The 32-page booklet makes for interesting reading. Prefaced with an open letter to the
then Governor of North Carolina, the Honorable Angus W McLean, the booklet was dated March
20, 1928.
It reports the ratification of the Real Estate License Law by the North Carolina General
Assembly on February 28 of the previous year. The law sounds familiar, requiring
licenses.for anyone who "for a compensation or valuable consideration sells or offers
for sale, buy (sic) or offers to buy, or negotiates the purchase or sale or exchange of
real estate, or who leases or offers to lease, or rents or offers for rent, any real
estate or the improvements thereon for others. . ." Not only were brokers, salesmen
and corporations required to be licensed; unincorporated firms were, also.
However, the law applied to only eight counties: Buncombe, Durham, Forsyth, Guilford,
Henderson, Lee, Rowan, and Wake.
Buncombe County led the state in the number of licensees - 290 - of which 57 were firms or
corporations, 119 were brokers, and 114 were salesmen.
In Lee County, there were only two licensees - one firm and one broker.

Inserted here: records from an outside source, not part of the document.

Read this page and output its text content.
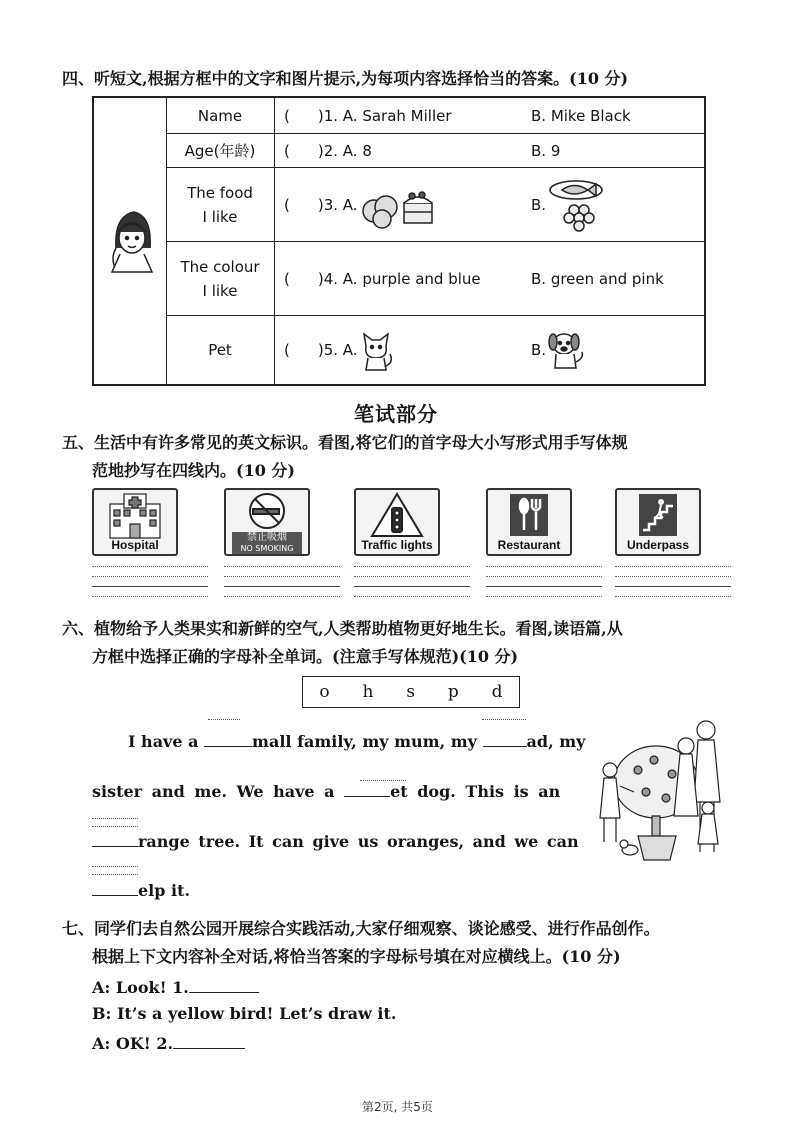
四、听短文,根据方框中的文字和图片提示,为每项内容选择恰当的答案。(10 分)
Name	( )1. A. Sarah Miller	B. Mike Black
Age(年龄)	( )2. A. 8	B. 9
The food
I like
( )3. A.	B.
The colour
I like
( )4. A. purple and blue	B. green and pink
Pet	( )5. A.	B.
笔试部分
五、生活中有许多常见的英文标识。看图,将它们的首字母大小写形式用手写体规
范地抄写在四线内。(10 分)
Hospital
禁止吸烟
NO SMOKING	Traffic lights	Restaurant	Underpass
六、植物给予人类果实和新鲜的空气,人类帮助植物更好地生长。看图,读语篇,从
方框中选择正确的字母补全单词。(注意手写体规范)(10 分)
o h s p d
I have a	mall family, my mum, my	ad, my
sister and me. We have a	et dog. This is an
range tree. It can give us oranges, and we can
elp it.
七、同学们去自然公园开展综合实践活动,大家仔细观察、谈论感受、进行作品创作。
根据上下文内容补全对话,将恰当答案的字母标号填在对应横线上。(10 分)
A: Look! 1.
B: It’s a yellow bird! Let’s draw it.
A: OK! 2.
第2页, 共5页
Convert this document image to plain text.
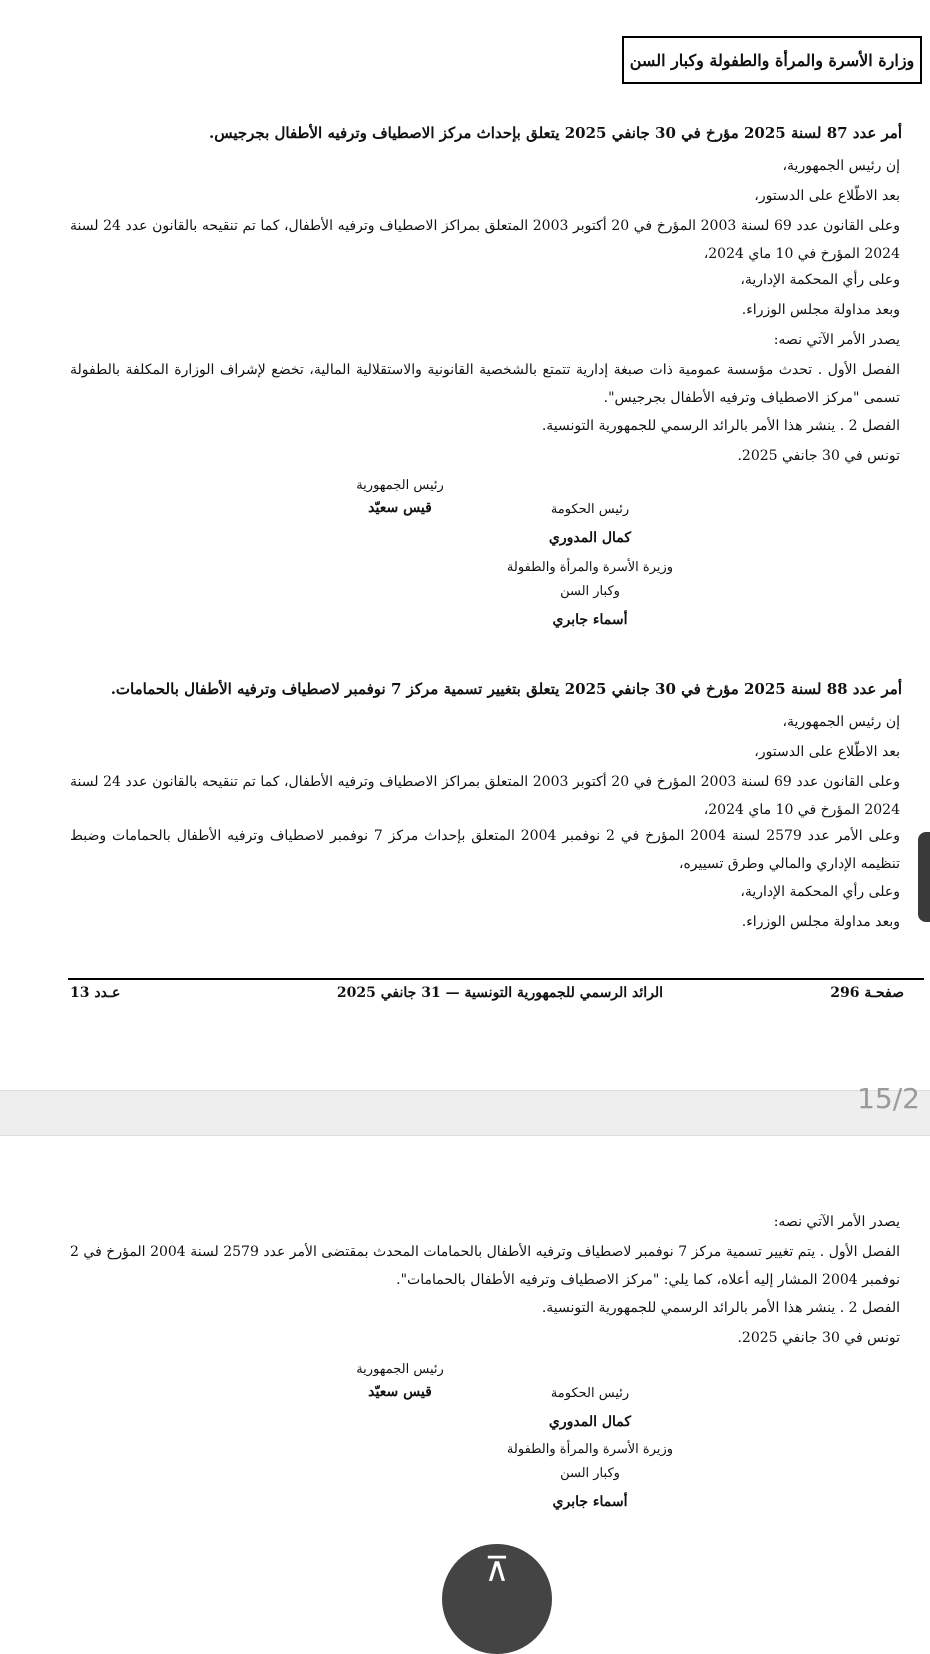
وزارة الأسرة والمرأة والطفولة وكبار السن
أمر عدد 87 لسنة 2025 مؤرخ في 30 جانفي 2025 يتعلق بإحداث مركز الاصطياف وترفيه الأطفال بجرجيس.
إن رئيس الجمهورية،
بعد الاطّلاع على الدستور،
وعلى القانون عدد 69 لسنة 2003 المؤرخ في 20 أكتوبر 2003 المتعلق بمراكز الاصطياف وترفيه الأطفال، كما تم تنقيحه بالقانون عدد 24 لسنة 2024 المؤرخ في 10 ماي 2024،
وعلى رأي المحكمة الإدارية،
وبعد مداولة مجلس الوزراء.
يصدر الأمر الآتي نصه:
الفصل الأول . تحدث مؤسسة عمومية ذات صبغة إدارية تتمتع بالشخصية القانونية والاستقلالية المالية، تخضع لإشراف الوزارة المكلفة بالطفولة تسمى "مركز الاصطياف وترفيه الأطفال بجرجيس".
الفصل 2 . ينشر هذا الأمر بالرائد الرسمي للجمهورية التونسية.
تونس في 30 جانفي 2025.
رئيس الجمهورية
قيس سعيّد	رئيس الحكومة
كمال المدوري
وزيرة الأسرة والمرأة والطفولة
وكبار السن
أسماء جابري
أمر عدد 88 لسنة 2025 مؤرخ في 30 جانفي 2025 يتعلق بتغيير تسمية مركز 7 نوفمبر لاصطياف وترفيه الأطفال بالحمامات.
إن رئيس الجمهورية،
بعد الاطّلاع على الدستور،
وعلى القانون عدد 69 لسنة 2003 المؤرخ في 20 أكتوبر 2003 المتعلق بمراكز الاصطياف وترفيه الأطفال، كما تم تنقيحه بالقانون عدد 24 لسنة 2024 المؤرخ في 10 ماي 2024،
وعلى الأمر عدد 2579 لسنة 2004 المؤرخ في 2 نوفمبر 2004 المتعلق بإحداث مركز 7 نوفمبر لاصطياف وترفيه الأطفال بالحمامات وضبط تنظيمه الإداري والمالي وطرق تسييره،
وعلى رأي المحكمة الإدارية،
وبعد مداولة مجلس الوزراء.
صفحـة 296
الرائد الرسمي للجمهورية التونسية — 31 جانفي 2025
عـدد 13
15/2
يصدر الأمر الآتي نصه:
الفصل الأول . يتم تغيير تسمية مركز 7 نوفمبر لاصطياف وترفيه الأطفال بالحمامات المحدث بمقتضى الأمر عدد 2579 لسنة 2004 المؤرخ في 2 نوفمبر 2004 المشار إليه أعلاه، كما يلي: "مركز الاصطياف وترفيه الأطفال بالحمامات".
الفصل 2 . ينشر هذا الأمر بالرائد الرسمي للجمهورية التونسية.
تونس في 30 جانفي 2025.
رئيس الجمهورية
قيس سعيّد	رئيس الحكومة
كمال المدوري
وزيرة الأسرة والمرأة والطفولة
وكبار السن
أسماء جابري
⊼
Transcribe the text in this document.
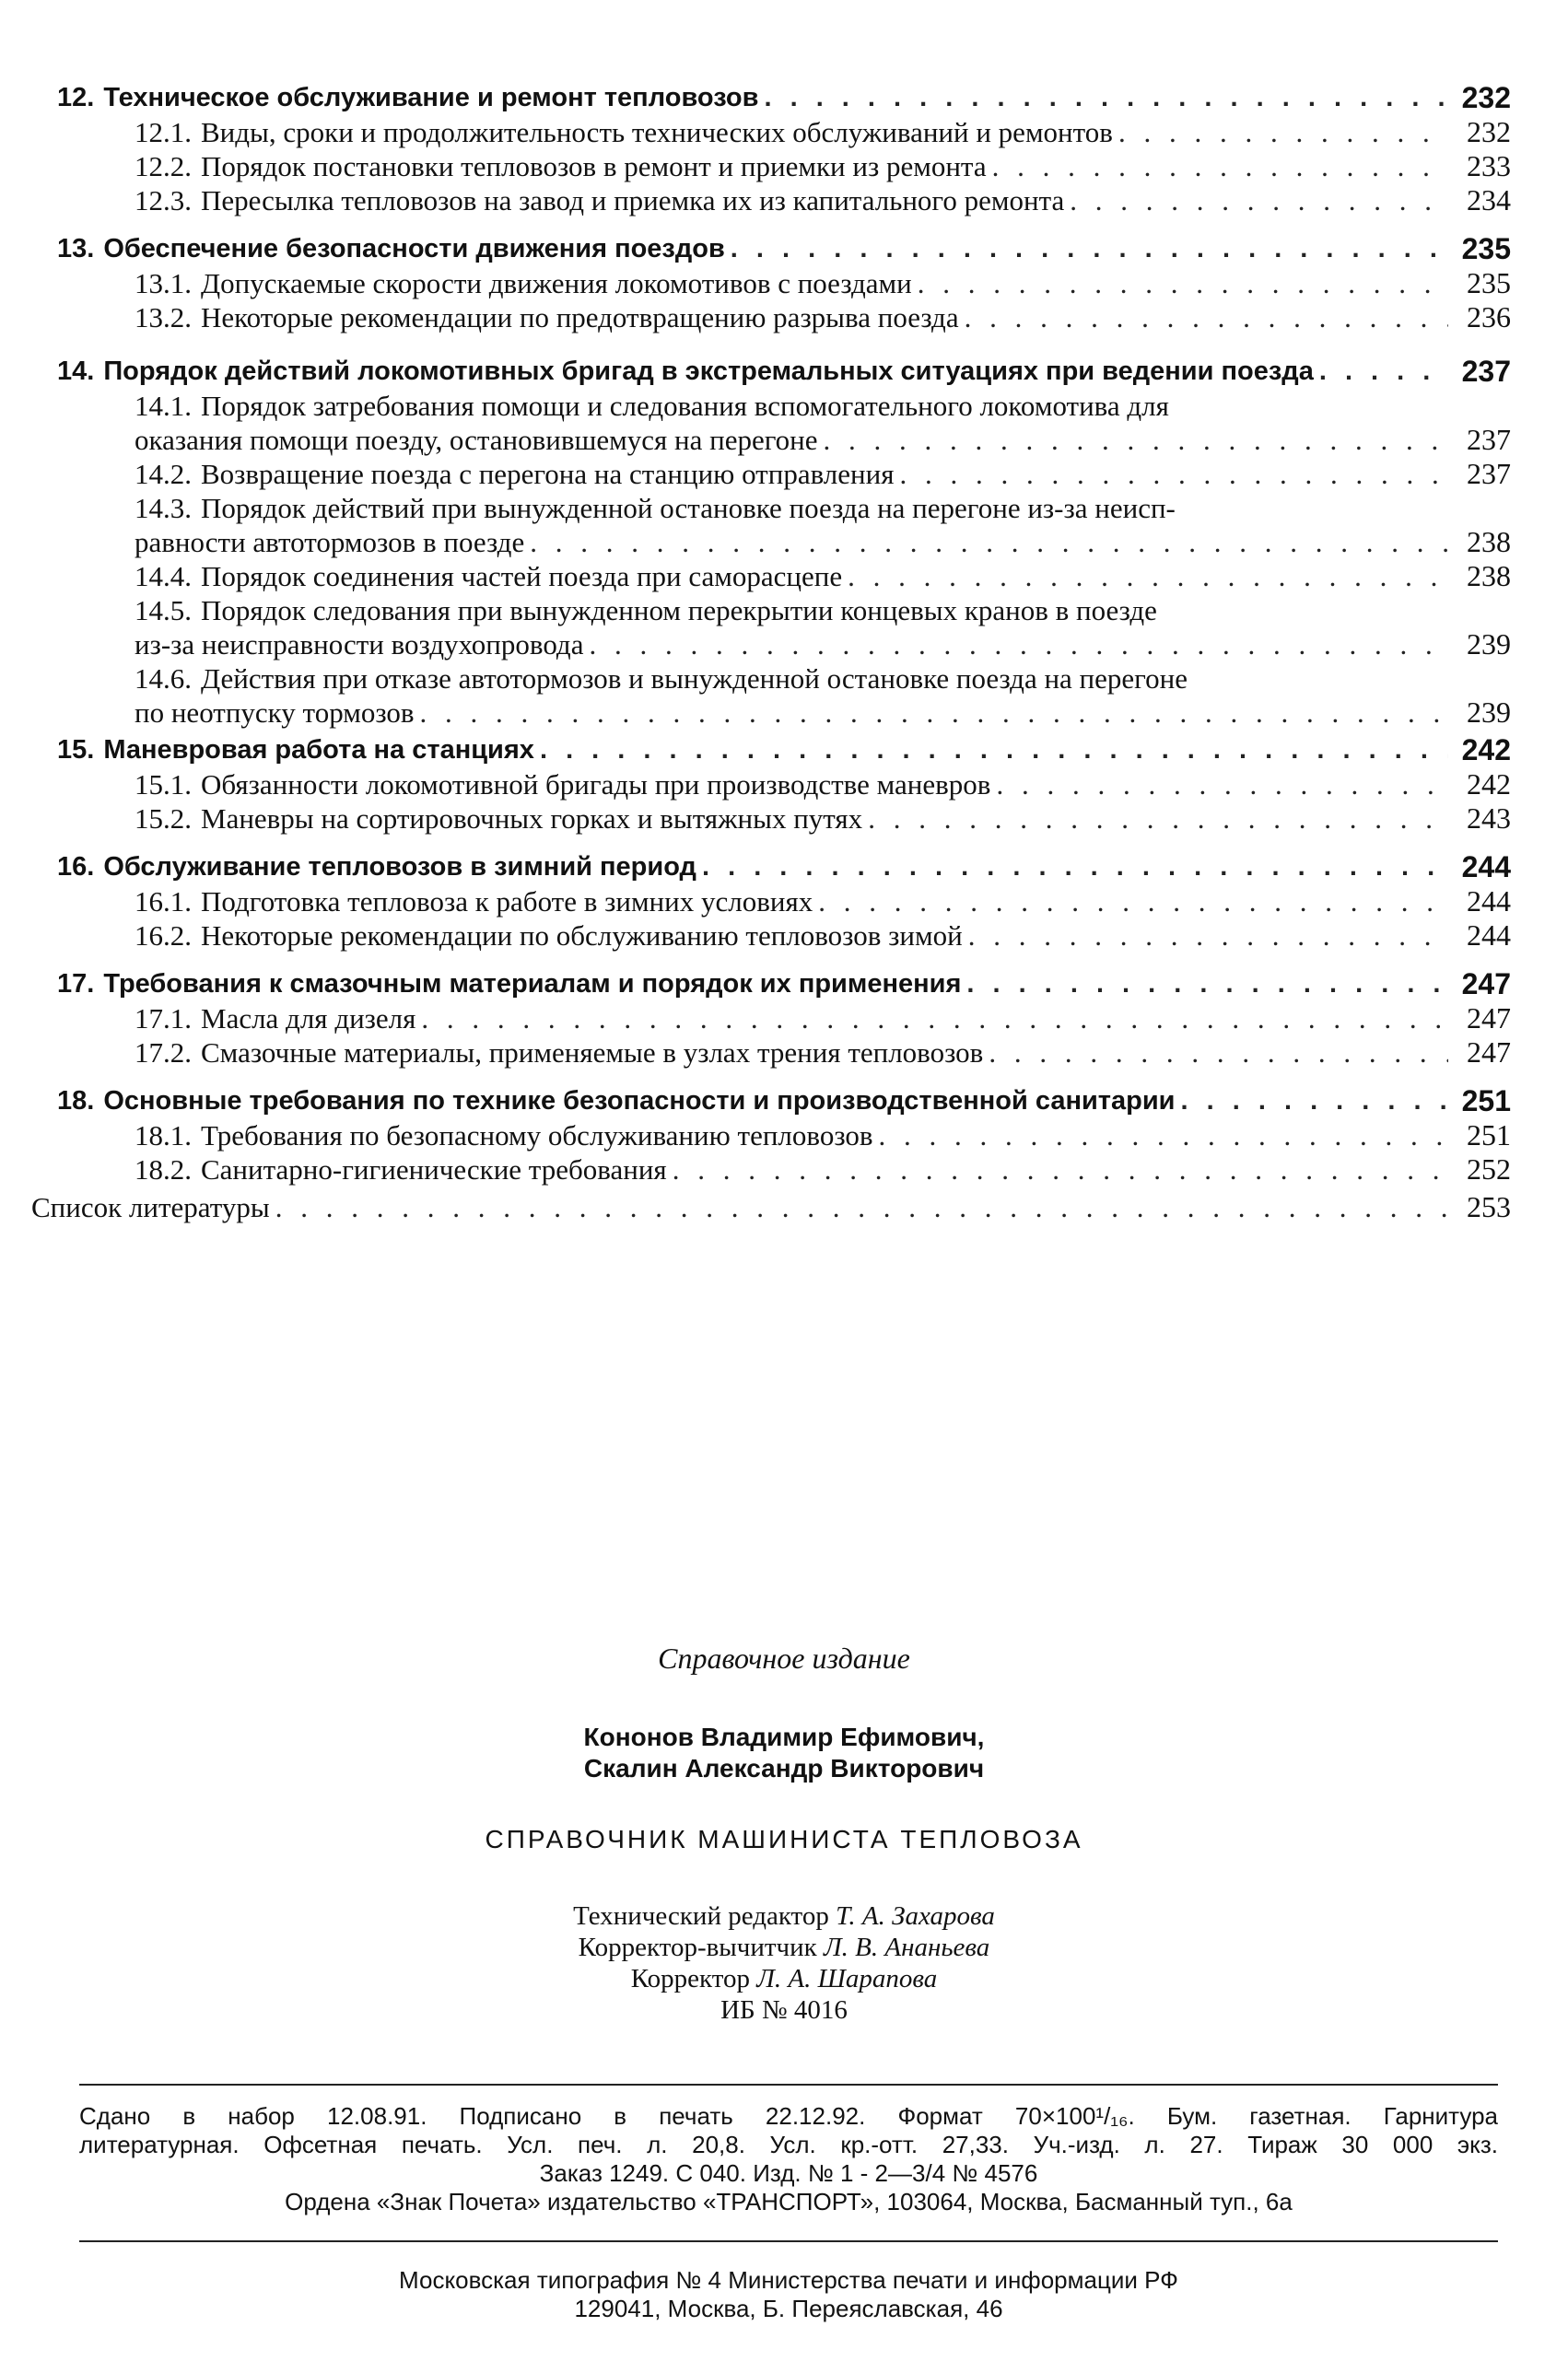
12. Техническое обслуживание и ремонт тепловозов . . .	232
12.1. Виды, сроки и продолжительность технических обслуживаний и ремонтов . . .	232
12.2. Порядок постановки тепловозов в ремонт и приемки из ремонта . . .	233
12.3. Пересылка тепловозов на завод и приемка их из капитального ремонта . . .	234
13. Обеспечение безопасности движения поездов . . .	235
13.1. Допускаемые скорости движения локомотивов с поездами . . .	235
13.2. Некоторые рекомендации по предотвращению разрыва поезда . . .	236
14. Порядок действий локомотивных бригад в экстремальных ситуациях при ведении поезда . . .	237
14.1. Порядок затребования помощи и следования вспомогательного локомотива для
оказания помощи поезду, остановившемуся на перегоне . . .	237
14.2. Возвращение поезда с перегона на станцию отправления . . .	237
14.3. Порядок действий при вынужденной остановке поезда на перегоне из-за неисп-
равности автотормозов в поезде . . .	238
14.4. Порядок соединения частей поезда при саморасцепе . . .	238
14.5. Порядок следования при вынужденном перекрытии концевых кранов в поезде
из-за неисправности воздухопровода . . .	239
14.6. Действия при отказе автотормозов и вынужденной остановке поезда на перегоне
по неотпуску тормозов . . .	239
15. Маневровая работа на станциях . . .	242
15.1. Обязанности локомотивной бригады при производстве маневров . . .	242
15.2. Маневры на сортировочных горках и вытяжных путях . . .	243
16. Обслуживание тепловозов в зимний период . . .	244
16.1. Подготовка тепловоза к работе в зимних условиях . . .	244
16.2. Некоторые рекомендации по обслуживанию тепловозов зимой . . .	244
17. Требования к смазочным материалам и порядок их применения . . .	247
17.1. Масла для дизеля . . .	247
17.2. Смазочные материалы, применяемые в узлах трения тепловозов . . .	247
18. Основные требования по технике безопасности и производственной санитарии . . .	251
18.1. Требования по безопасному обслуживанию тепловозов . . .	251
18.2. Санитарно-гигиенические требования . . .	252
Список литературы . . .	253
Справочное издание
Кононов Владимир Ефимович,
Скалин Александр Викторович
СПРАВОЧНИК МАШИНИСТА ТЕПЛОВОЗА
Технический редактор Т. А. Захарова
Корректор-вычитчик Л. В. Ананьева
Корректор Л. А. Шарапова
ИБ № 4016
Сдано в набор 12.08.91. Подписано в печать 22.12.92. Формат 70×100¹/₁₆. Бум. газетная. Гарнитура
литературная. Офсетная печать. Усл. печ. л. 20,8. Усл. кр.-отт. 27,33. Уч.-изд. л. 27. Тираж 30 000 экз.
Заказ 1249. С 040. Изд. № 1 - 2—3/4 № 4576
Ордена «Знак Почета» издательство «ТРАНСПОРТ», 103064, Москва, Басманный туп., 6а
Московская типография № 4 Министерства печати и информации РФ
129041, Москва, Б. Переяславская, 46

The total number
of licensees for all eight counties was less than 1,000.
Application fees were $ 10 for brokers and $5 for salesmen, with renewal fees at $5 and
$2, respectively.
Like today's Commission, the members were appointed by the Governor. Unlike today's
Commission, its members totaled only three.
One Commission member was chosen to fill the salaried position of Secretary, and his
personal office in Greensboro served as the official Commission Office.
A clerk-stenographer was paid $85 per month, a salary which the Report said was approved
by the N.C. Salary and Wage Commission.
The Commission also selected an attorney to "advise it on legal matters and to assist
in the preparation of forms." And the legal matters were many. The Report cited facts
and figures in various cases in which the Commission played a part in regulating the real
estate industry of its day.
In closing, the Report stated the Commissions purpose in issuing it: ... as an account of
its more important activities for the past year for the consideration and judgment of the
Executive and Legislative Departments, and all citizens of the State, but more
particularly for those citizens of the eight counties affected by the Law . . . "
The Report proved prophetic in its statement when the citizens of the State realize
the value of a Law of this kind, all the remaining counties will want to adopt it."